The company’s stated ambition is to become the fastest-growing domestic FMCG player and reach revenue of over ₹5,500 crore, from ₹2,400 crore in FY26, implying an 18% CAGR. Emkay expects Mamaearth and The Derma Co. to contribute ₹3,750 crore, or 68% of the overall revenue, with the balance from other brands. It also highlighted that ₹250 crore (4.5%) is expected to come from next-horizon categories such as nutraceuticals, fragrances, and oral care.
On brand scaling, the targets include Mamaearth becoming a ₹2,000 crore-plus brand and The Derma Co. becoming a ₹1,500 crore-plus brand. Management also wants to build at least two additional brands with revenue exceeding ₹500 crore each.
Margin roadmap: 500 bps EBITDA expansion to 15% by FY31
Emkay’s note lays out a profitability plan that targets EBITDA margins of 15% by FY31 from around 10% in FY26, a 500 basis point expansion. The note attributes the expected improvement to a mix of levers: improved channel mix (100-150 bps), channel-spend efficiencies (100-150 bps), operating leverage (150-200 bps), and favourable category mix (100-150 bps). It also flagged the company’s intent to leverage AI for execution, including AI-enabled innovation, superior product formulations, personalised consumer engagement, and technology-led execution.
Distribution push: Project Neev and the offline build-out
Offline expansion remains central to the narrative. Emkay noted that Project Neev expanded direct distribution reach to 120,000 outlets, with an ambition to reach more than 300,000 outlets by FY31. Management, according to the note, appeared more confident about the current strategy.
The company’s category opportunity is also framed as under-penetrated. Emkay pointed out that more than 50% of revenue is currently generated from only eight dominant category partitions, while more than 80 partitions remain untapped.

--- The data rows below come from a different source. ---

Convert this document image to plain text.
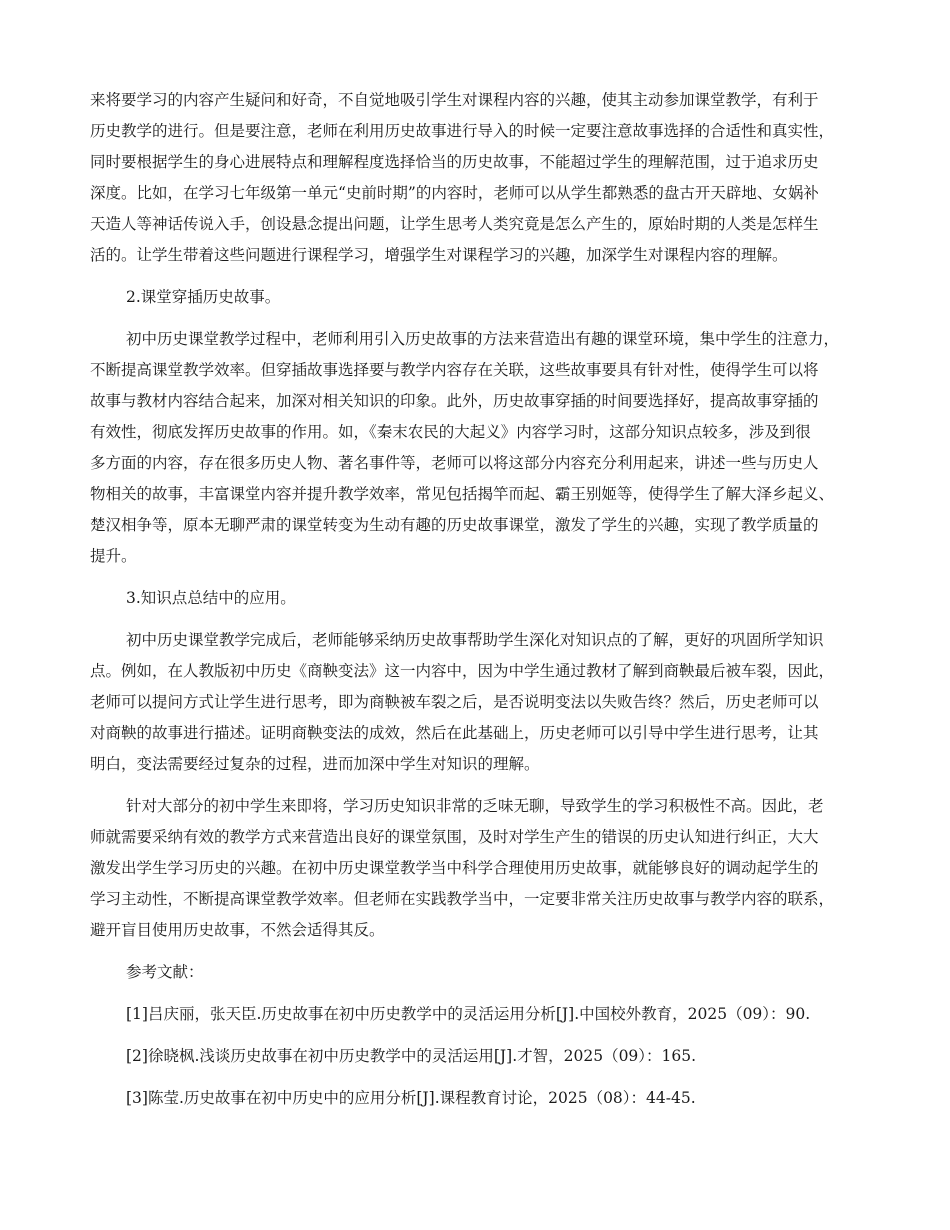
来将要学习的内容产生疑问和好奇，不自觉地吸引学生对课程内容的兴趣，使其主动参加课堂教学，有利于
历史教学的进行。但是要注意，老师在利用历史故事进行导入的时候一定要注意故事选择的合适性和真实性，
同时要根据学生的身心进展特点和理解程度选择恰当的历史故事，不能超过学生的理解范围，过于追求历史
深度。比如，在学习七年级第一单元“史前时期”的内容时，老师可以从学生都熟悉的盘古开天辟地、女娲补
天造人等神话传说入手，创设悬念提出问题，让学生思考人类究竟是怎么产生的，原始时期的人类是怎样生
活的。让学生带着这些问题进行课程学习，增强学生对课程学习的兴趣，加深学生对课程内容的理解。
2.课堂穿插历史故事。
初中历史课堂教学过程中，老师利用引入历史故事的方法来营造出有趣的课堂环境，集中学生的注意力，
不断提高课堂教学效率。但穿插故事选择要与教学内容存在关联，这些故事要具有针对性，使得学生可以将
故事与教材内容结合起来，加深对相关知识的印象。此外，历史故事穿插的时间要选择好，提高故事穿插的
有效性，彻底发挥历史故事的作用。如，《秦末农民的大起义》内容学习时，这部分知识点较多，涉及到很
多方面的内容，存在很多历史人物、著名事件等，老师可以将这部分内容充分利用起来，讲述一些与历史人
物相关的故事，丰富课堂内容并提升教学效率，常见包括揭竿而起、霸王别姬等，使得学生了解大泽乡起义、
楚汉相争等，原本无聊严肃的课堂转变为生动有趣的历史故事课堂，激发了学生的兴趣，实现了教学质量的
提升。
3.知识点总结中的应用。
初中历史课堂教学完成后，老师能够采纳历史故事帮助学生深化对知识点的了解，更好的巩固所学知识
点。例如，在人教版初中历史《商鞅变法》这一内容中，因为中学生通过教材了解到商鞅最后被车裂，因此，
老师可以提问方式让学生进行思考，即为商鞅被车裂之后，是否说明变法以失败告终？然后，历史老师可以
对商鞅的故事进行描述。证明商鞅变法的成效，然后在此基础上，历史老师可以引导中学生进行思考，让其
明白，变法需要经过复杂的过程，进而加深中学生对知识的理解。
针对大部分的初中学生来即将，学习历史知识非常的乏味无聊，导致学生的学习积极性不高。因此，老
师就需要采纳有效的教学方式来营造出良好的课堂氛围，及时对学生产生的错误的历史认知进行纠正，大大
激发出学生学习历史的兴趣。在初中历史课堂教学当中科学合理使用历史故事，就能够良好的调动起学生的
学习主动性，不断提高课堂教学效率。但老师在实践教学当中，一定要非常关注历史故事与教学内容的联系，
避开盲目使用历史故事，不然会适得其反。
参考文献：
[1]吕庆丽，张天臣.历史故事在初中历史教学中的灵活运用分析[J].中国校外教育，2025（09）：90.
[2]徐晓枫.浅谈历史故事在初中历史教学中的灵活运用[J].才智，2025（09）：165.
[3]陈莹.历史故事在初中历史中的应用分析[J].课程教育讨论，2025（08）：44-45.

Another data point: September quarter comeback and portfolio updates
In a separate update tied to September-quarter results, the stock rose more than 9% in early trade on Thursday. Honasa reported consolidated net profit of ₹39.22 crore versus a loss of ₹18.57 crore in the year-ago period. Revenue from operations rose 16.5% year-on-year to ₹538.06 crore.

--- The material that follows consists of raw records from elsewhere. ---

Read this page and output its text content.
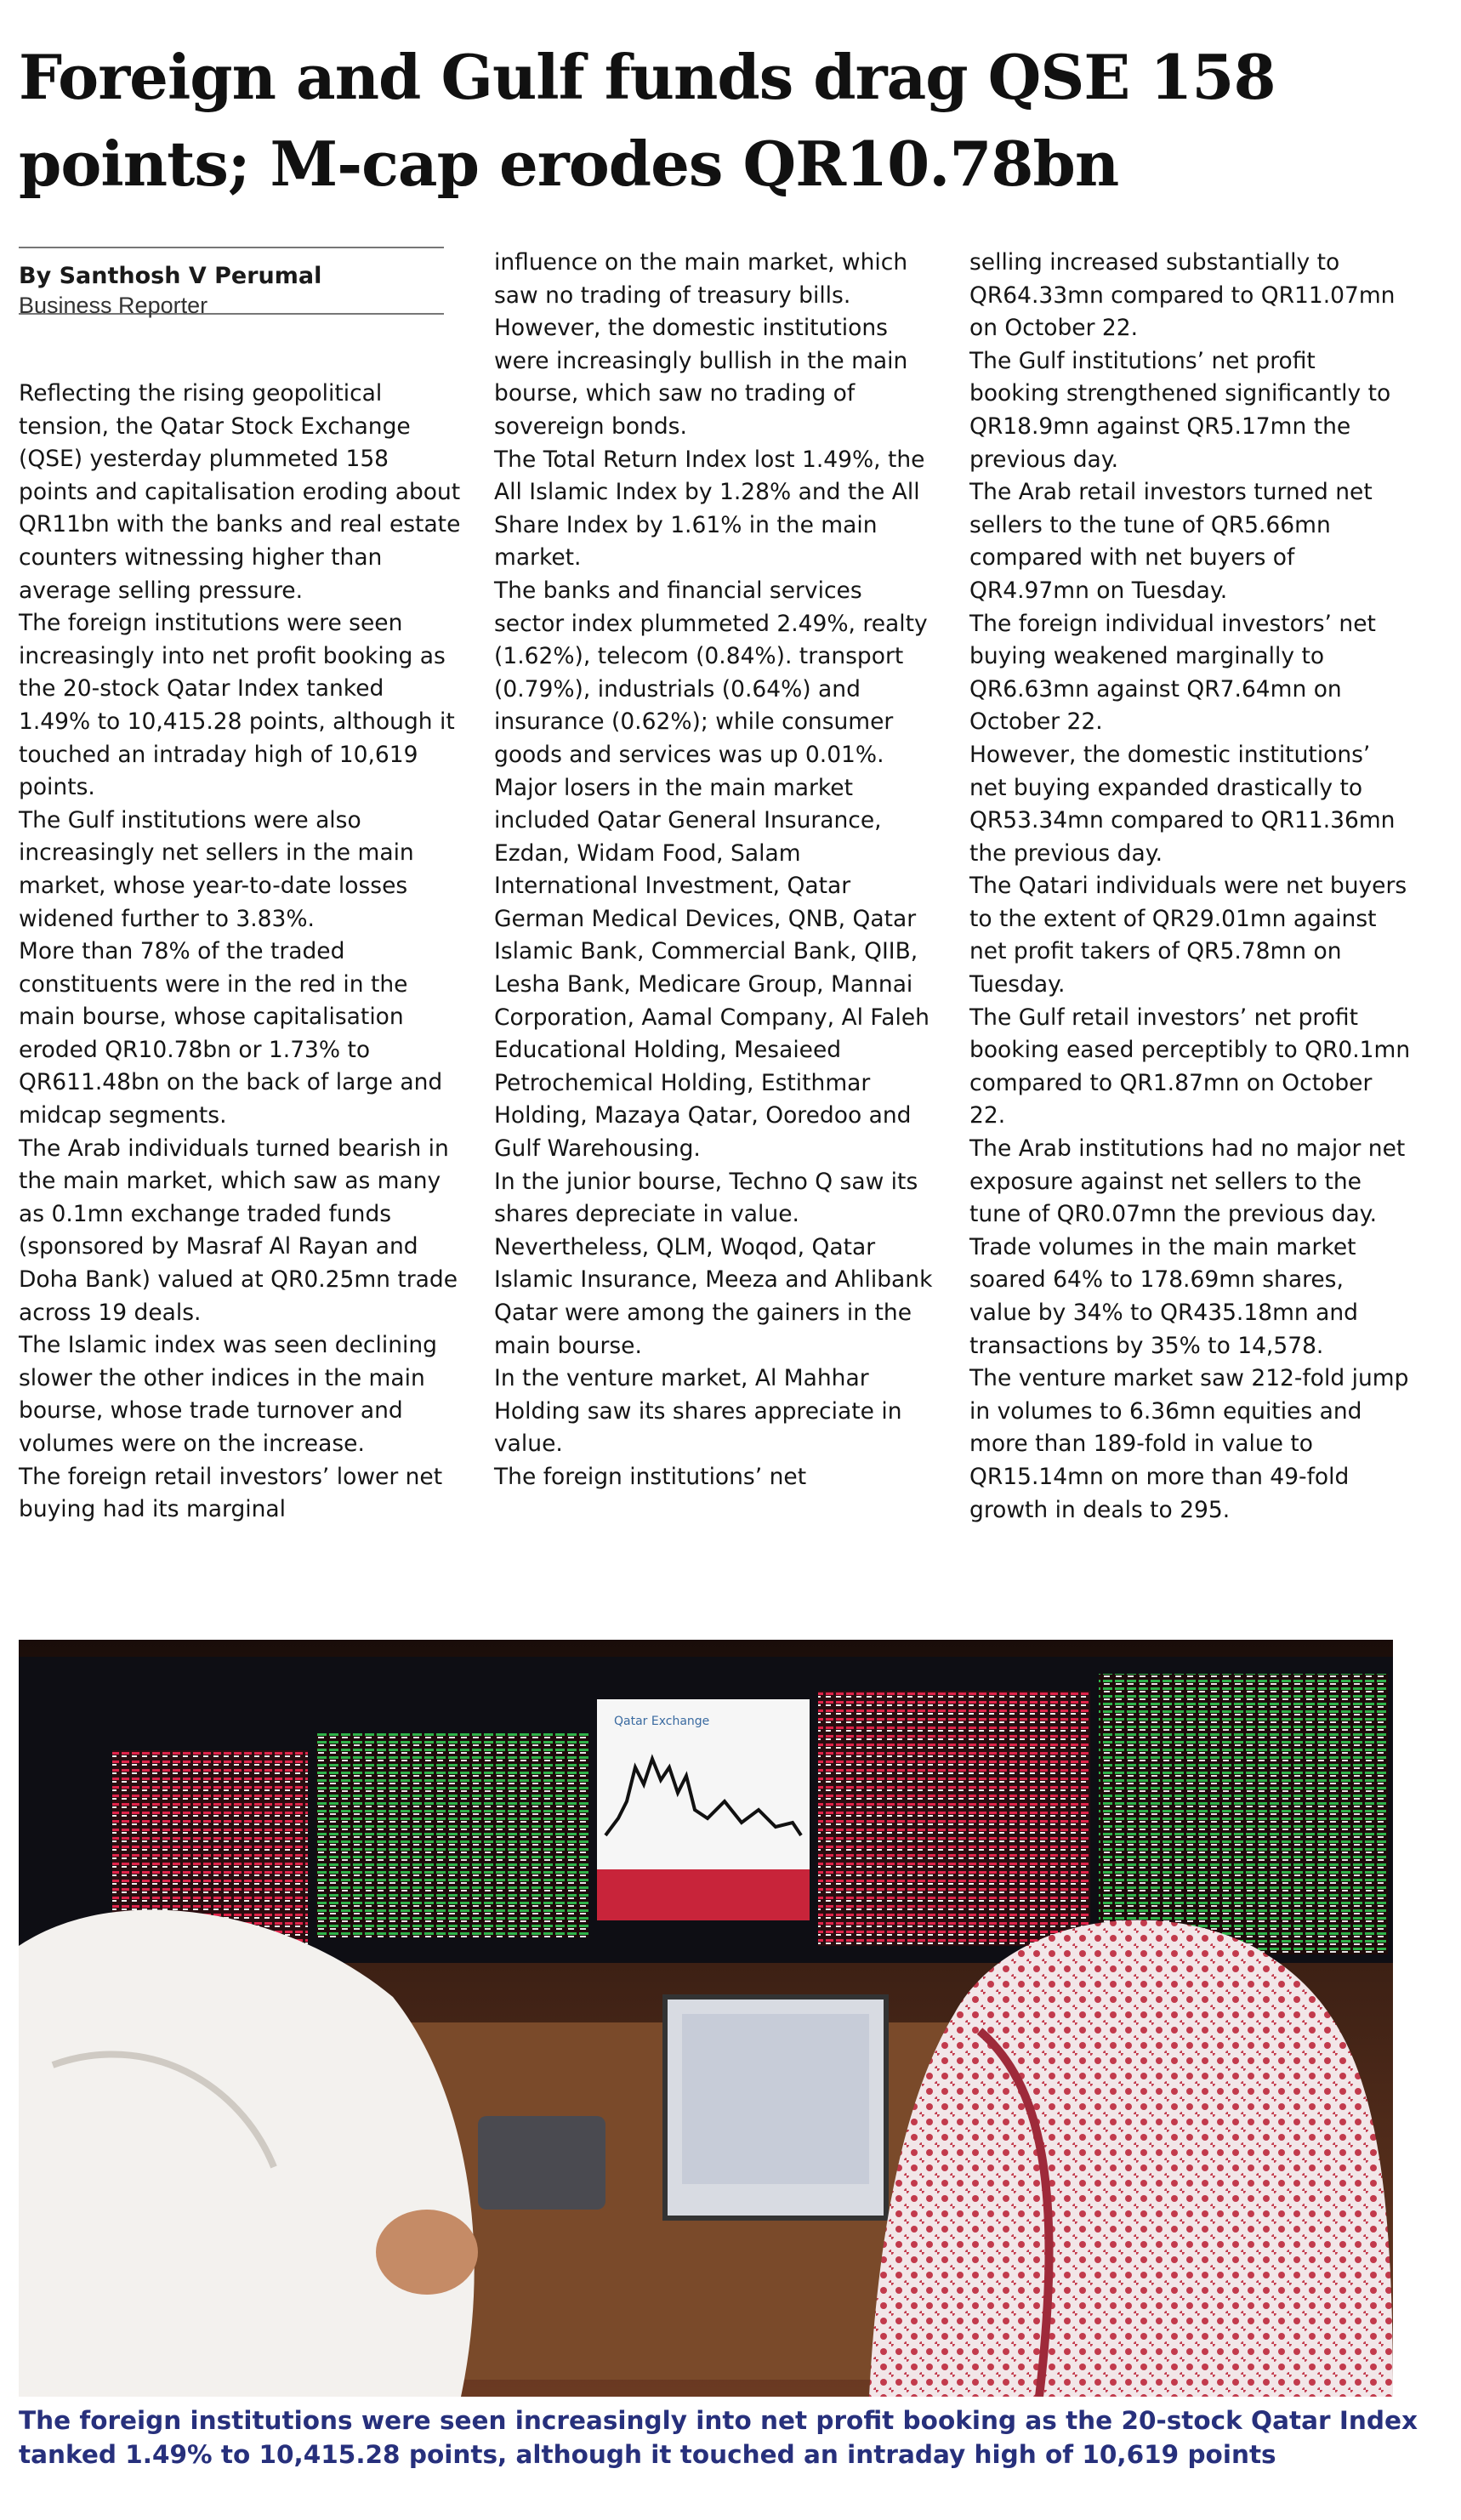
Foreign and Gulf funds drag QSE 158 points; M-cap erodes QR10.78bn
By Santhosh V Perumal
Business Reporter

Reflecting the rising geopolitical tension, the Qatar Stock Exchange (QSE) yesterday plummeted 158 points and capitalisation eroding about QR11bn with the banks and real estate counters witnessing higher than average selling pressure.
The foreign institutions were seen increasingly into net profit booking as the 20-stock Qatar Index tanked 1.49% to 10,415.28 points, although it touched an intraday high of 10,619 points.
The Gulf institutions were also increasingly net sellers in the main market, whose year-to-date losses widened further to 3.83%.
More than 78% of the traded constituents were in the red in the main bourse, whose capitalisation eroded QR10.78bn or 1.73% to QR611.48bn on the back of large and midcap segments.
The Arab individuals turned bearish in the main market, which saw as many as 0.1mn exchange traded funds (sponsored by Masraf Al Rayan and Doha Bank) valued at QR0.25mn trade across 19 deals.
The Islamic index was seen declining slower the other indices in the main bourse, whose trade turnover and volumes were on the increase.
The foreign retail investors’ lower net buying had its marginal

influence on the main market, which saw no trading of treasury bills.
However, the domestic institutions were increasingly bullish in the main bourse, which saw no trading of sovereign bonds.
The Total Return Index lost 1.49%, the All Islamic Index by 1.28% and the All Share Index by 1.61% in the main market.
The banks and financial services sector index plummeted 2.49%, realty (1.62%), telecom (0.84%). transport (0.79%), industrials (0.64%) and insurance (0.62%); while consumer goods and services was up 0.01%.
Major losers in the main market included Qatar General Insurance, Ezdan, Widam Food, Salam International Investment, Qatar German Medical Devices, QNB, Qatar Islamic Bank, Commercial Bank, QIIB, Lesha Bank, Medicare Group, Mannai Corporation, Aamal Company, Al Faleh Educational Holding, Mesaieed Petrochemical Holding, Estithmar Holding, Mazaya Qatar, Ooredoo and Gulf Warehousing.
In the junior bourse, Techno Q saw its shares depreciate in value.
Nevertheless, QLM, Woqod, Qatar Islamic Insurance, Meeza and Ahlibank Qatar were among the gainers in the main bourse.
In the venture market, Al Mahhar Holding saw its shares appreciate in value.
The foreign institutions’ net

selling increased substantially to QR64.33mn compared to QR11.07mn on October 22.
The Gulf institutions’ net profit booking strengthened significantly to QR18.9mn against QR5.17mn the previous day.
The Arab retail investors turned net sellers to the tune of QR5.66mn compared with net buyers of QR4.97mn on Tuesday.
The foreign individual investors’ net buying weakened marginally to QR6.63mn against QR7.64mn on October 22.
However, the domestic institutions’ net buying expanded drastically to QR53.34mn compared to QR11.36mn the previous day.
The Qatari individuals were net buyers to the extent of QR29.01mn against net profit takers of QR5.78mn on Tuesday.
The Gulf retail investors’ net profit booking eased perceptibly to QR0.1mn compared to QR1.87mn on October 22.
The Arab institutions had no major net exposure against net sellers to the tune of QR0.07mn the previous day.
Trade volumes in the main market soared 64% to 178.69mn shares, value by 34% to QR435.18mn and transactions by 35% to 14,578.
The venture market saw 212-fold jump in volumes to 6.36mn equities and more than 189-fold in value to QR15.14mn on more than 49-fold growth in deals to 295.

Qatar Exchange

The foreign institutions were seen increasingly into net profit booking as the 20-stock Qatar Index tanked 1.49% to 10,415.28 points, although it touched an intraday high of 10,619 points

The same context highlighted Mamaearth’s return to positive growth and market share gains in face cleansers, with products such as Rice Facewash entering the ₹100-crore annual run rate club. The Derma Co. was described as growing over 20% year-on-year and gaining leadership in segments such as sunscreens. The company also launched the prestige skincare brand Luminéve and invested in Fang, an oral care brand positioned around an “oral beauty” category.
Where opinions diverge: valuation risk and the ‘Sell’ call
While several brokerages highlighted execution and profitability momentum, valuation concerns persisted. One view retained a SELL rating on Honasa with a Sep-26E target price of ₹250, based on 3x sales, with implied P/E of 35x and EV/EBITDA of 30x. Another Emkay Global note reiterated its ‘Sell’ recommendation after discussions with management on business conditions, GST revisions, and priorities, setting a ₹250 target for September 2026 and citing implied P/E of 37x and EV/Ebitda of 31x, with 18% downside versus the prevailing price.
The same note said parts of Honasa’s portfolio, including soaps, shampoos, and hair oil, could benefit from a GST rate reduction to 5%.
Key brokerage calls and targets (as reported)
What to watch next
For investors tracking Honasa Consumer, the immediate focus remains on whether double-digit growth in Mamaearth sustains, and whether newer brands continue to scale while margins expand. The management roadmap points to a larger portfolio strategy, deeper category participation, and wider offline distribution by FY31. Brokerages are likely to keep updating their stance as quarterly trends in revenue growth, EBITDA margins, and distribution gains become clearer.